Members of the Monmouth Fire Department spent Sunday putting their two new fire engines through the paces — and in doing so, they did a favor for a local business that is expanding.

As part of a training exercise, the department burned down a dilapidated home that used to be at 1111 Main St., a property that now belongs to Buffy and Dan Dumont.

Last year, the Dumonts started Chalky & Co., a business that sells craft supplies, some of which are made in Monmouth. The business is growing, and they recently bought the old Main Street home with the intention of tearing it down and replacing it with a new company headquarters, said Dan Roy, chief of the Monmouth Fire Department.

“They inquired what the process was for demolishing a building,” Roy said. “They asked if there was any chance they could get a permit to burn the building down.”

Instead, Roy told the Dumonts that the Fire Department could burn down the building at no cost to them, saving them the expense and giving local firefighters a chance to practice their skills and put the two new firetrucks to use.

“It was a win-win for them and the Fire Department,” Roy said.

The department starting using the two new engines earlier this summer, after voters approved entering a 15-year purchase-lease agreement for them in June 2015 at Town Meeting.

The two trucks were manufactured in Louisiana and replaced three existing trucks: two pumpers built in 1988 and 2001 and a heavy rescue truck built in 2008, bringing the department’s total fleet to four vehicles.

Taxpayers are now paying back the $1.1 million in financing over the next 15 years, Roy said, but that number also includes two remaining payments on the last new truck the town purchased and about $40,000 in additional rescue equipment.

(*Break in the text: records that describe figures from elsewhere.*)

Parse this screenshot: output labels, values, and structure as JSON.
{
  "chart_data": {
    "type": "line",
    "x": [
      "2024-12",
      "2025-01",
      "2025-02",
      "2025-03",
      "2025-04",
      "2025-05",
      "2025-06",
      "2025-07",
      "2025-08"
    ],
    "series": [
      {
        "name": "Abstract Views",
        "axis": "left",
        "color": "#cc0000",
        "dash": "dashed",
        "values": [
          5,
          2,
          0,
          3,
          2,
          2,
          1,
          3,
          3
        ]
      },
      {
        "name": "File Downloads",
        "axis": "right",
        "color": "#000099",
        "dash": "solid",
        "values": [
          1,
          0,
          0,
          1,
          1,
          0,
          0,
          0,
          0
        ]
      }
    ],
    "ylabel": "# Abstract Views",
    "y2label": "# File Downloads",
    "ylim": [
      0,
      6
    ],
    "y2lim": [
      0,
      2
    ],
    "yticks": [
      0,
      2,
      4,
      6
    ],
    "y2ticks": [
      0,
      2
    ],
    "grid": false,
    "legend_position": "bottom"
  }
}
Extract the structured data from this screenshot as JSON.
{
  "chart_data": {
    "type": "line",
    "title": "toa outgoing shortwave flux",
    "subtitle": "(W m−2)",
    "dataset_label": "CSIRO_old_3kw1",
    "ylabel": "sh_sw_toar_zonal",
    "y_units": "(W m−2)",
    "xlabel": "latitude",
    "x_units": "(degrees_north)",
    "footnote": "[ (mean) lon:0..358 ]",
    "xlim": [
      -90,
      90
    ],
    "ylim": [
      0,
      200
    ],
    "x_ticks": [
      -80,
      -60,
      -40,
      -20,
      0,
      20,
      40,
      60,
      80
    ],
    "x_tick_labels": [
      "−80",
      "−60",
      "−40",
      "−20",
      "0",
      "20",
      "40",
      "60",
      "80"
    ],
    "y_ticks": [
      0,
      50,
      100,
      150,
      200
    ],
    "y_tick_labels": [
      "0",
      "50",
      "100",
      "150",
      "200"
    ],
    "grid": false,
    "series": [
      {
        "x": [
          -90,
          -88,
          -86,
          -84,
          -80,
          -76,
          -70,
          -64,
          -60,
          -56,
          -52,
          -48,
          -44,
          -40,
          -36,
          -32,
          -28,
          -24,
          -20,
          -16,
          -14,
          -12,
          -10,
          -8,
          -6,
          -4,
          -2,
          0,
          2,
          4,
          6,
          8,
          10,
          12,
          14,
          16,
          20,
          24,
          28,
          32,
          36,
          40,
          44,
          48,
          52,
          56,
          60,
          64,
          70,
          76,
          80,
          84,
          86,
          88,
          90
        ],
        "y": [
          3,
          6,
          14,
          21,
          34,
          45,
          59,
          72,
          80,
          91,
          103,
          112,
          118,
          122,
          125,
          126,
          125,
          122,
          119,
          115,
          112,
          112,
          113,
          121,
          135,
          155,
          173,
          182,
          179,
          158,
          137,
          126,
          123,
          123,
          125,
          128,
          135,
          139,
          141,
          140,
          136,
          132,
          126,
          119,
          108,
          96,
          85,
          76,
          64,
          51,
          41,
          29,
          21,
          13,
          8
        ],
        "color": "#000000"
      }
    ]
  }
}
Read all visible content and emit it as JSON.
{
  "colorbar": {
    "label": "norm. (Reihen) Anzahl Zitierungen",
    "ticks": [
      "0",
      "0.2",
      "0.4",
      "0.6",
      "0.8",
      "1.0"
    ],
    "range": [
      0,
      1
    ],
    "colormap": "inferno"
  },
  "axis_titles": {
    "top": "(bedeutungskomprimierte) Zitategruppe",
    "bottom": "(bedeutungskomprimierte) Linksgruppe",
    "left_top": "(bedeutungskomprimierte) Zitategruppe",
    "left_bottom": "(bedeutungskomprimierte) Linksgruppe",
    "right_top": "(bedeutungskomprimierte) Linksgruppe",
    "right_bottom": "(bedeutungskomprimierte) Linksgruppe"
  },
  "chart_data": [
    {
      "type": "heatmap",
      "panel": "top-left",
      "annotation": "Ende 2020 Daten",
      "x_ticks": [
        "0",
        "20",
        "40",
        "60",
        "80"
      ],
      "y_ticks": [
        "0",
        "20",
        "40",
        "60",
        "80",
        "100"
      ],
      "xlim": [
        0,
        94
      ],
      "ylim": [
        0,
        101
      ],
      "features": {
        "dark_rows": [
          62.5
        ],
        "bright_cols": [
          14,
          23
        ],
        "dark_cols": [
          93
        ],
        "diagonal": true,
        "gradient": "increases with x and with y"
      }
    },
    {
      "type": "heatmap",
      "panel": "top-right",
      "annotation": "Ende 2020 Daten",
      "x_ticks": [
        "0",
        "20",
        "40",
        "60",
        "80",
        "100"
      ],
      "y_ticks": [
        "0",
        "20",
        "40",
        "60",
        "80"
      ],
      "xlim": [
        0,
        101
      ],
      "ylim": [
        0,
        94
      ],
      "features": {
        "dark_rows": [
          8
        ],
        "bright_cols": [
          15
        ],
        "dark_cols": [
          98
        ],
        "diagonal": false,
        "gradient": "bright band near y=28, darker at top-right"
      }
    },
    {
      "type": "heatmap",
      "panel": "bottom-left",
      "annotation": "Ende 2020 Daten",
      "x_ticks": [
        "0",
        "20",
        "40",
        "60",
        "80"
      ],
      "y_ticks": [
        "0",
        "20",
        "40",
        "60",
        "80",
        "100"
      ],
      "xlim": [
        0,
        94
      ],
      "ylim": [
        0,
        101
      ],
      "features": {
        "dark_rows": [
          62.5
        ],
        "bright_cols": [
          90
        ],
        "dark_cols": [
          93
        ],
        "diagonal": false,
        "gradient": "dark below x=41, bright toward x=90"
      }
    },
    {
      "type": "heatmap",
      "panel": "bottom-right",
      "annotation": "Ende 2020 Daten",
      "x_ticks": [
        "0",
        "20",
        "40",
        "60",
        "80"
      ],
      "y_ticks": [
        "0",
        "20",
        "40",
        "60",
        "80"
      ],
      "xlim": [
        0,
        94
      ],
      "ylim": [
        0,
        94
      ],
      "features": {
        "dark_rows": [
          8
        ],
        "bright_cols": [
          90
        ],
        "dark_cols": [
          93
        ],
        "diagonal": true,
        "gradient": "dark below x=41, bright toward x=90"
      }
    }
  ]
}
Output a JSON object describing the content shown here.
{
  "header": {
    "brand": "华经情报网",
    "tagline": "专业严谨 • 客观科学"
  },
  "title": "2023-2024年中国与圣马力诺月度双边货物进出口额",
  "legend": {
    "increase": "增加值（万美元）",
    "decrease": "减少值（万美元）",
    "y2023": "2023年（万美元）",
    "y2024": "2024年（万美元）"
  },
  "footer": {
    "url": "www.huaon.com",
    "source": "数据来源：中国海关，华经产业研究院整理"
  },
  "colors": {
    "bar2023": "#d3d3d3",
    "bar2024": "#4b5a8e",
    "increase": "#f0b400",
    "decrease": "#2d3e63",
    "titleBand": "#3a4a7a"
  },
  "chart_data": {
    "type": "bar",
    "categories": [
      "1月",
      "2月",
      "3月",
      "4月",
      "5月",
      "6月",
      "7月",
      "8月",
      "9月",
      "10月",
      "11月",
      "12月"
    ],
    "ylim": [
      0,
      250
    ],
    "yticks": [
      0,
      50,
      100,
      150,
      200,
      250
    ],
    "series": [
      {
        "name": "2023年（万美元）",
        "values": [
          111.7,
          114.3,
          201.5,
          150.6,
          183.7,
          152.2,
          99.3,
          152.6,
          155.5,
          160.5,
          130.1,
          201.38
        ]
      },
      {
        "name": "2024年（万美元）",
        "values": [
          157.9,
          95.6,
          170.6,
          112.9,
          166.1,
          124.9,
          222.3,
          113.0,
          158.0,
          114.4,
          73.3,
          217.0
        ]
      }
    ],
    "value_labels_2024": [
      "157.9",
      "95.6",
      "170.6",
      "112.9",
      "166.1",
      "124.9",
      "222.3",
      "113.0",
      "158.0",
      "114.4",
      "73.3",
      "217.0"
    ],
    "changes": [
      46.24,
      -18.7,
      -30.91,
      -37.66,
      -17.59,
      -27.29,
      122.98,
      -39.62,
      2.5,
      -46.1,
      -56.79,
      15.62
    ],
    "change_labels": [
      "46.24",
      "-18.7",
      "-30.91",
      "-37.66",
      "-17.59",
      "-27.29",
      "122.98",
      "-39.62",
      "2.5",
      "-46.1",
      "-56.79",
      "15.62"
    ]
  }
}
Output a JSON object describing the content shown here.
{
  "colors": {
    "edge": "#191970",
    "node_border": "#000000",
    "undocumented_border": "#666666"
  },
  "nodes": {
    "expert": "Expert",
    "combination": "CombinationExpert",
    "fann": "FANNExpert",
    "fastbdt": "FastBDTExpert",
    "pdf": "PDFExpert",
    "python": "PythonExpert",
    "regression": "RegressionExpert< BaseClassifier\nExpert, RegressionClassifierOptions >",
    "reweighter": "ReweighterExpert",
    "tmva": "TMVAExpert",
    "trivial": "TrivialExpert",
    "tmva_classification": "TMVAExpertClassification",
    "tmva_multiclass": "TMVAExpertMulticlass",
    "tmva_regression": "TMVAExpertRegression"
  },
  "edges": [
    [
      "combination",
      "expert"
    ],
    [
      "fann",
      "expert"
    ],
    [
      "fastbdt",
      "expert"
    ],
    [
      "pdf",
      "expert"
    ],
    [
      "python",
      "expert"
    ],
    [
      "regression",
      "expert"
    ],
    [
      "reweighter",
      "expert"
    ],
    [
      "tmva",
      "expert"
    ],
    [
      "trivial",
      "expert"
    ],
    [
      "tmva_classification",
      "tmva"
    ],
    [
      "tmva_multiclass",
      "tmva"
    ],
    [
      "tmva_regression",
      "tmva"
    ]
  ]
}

With one truck that’s now capable of doing rescues and pumping water at the same time, Roy said it saves the department the trouble of having to send two engines to emergency incidents.

Both of the new trucks are equipped with compressed air foam systems, which can knock down blazes quickly and safely, Roy said.

The the new equipment’s power was on display Sunday.

At the Main Street property, the department used wooden pallets and bales of hay to set individual rooms on fire, he explained, and was able to measure the temperature in those rooms with a special camera that was brought to the scene by members of the Wales Fires Department, who assisted in the training burn.

At one point, the blaze in a particular room reached 1,000 degrees, Roy said, but by spraying foam through a window of the building, the firefighters were able to reduce the temperature to 300 degrees in about two seconds.

The foam “sticks to everything — ceilings, walls — and absorbs heat and the fire goes out in a matter of seconds,” Roy said. “What used to take a few minutes now takes less than 30 seconds.”

Roy also expressed gratitude to the Dumonts, who brought lunch and water for the 38 firefighters who participated in the exercise.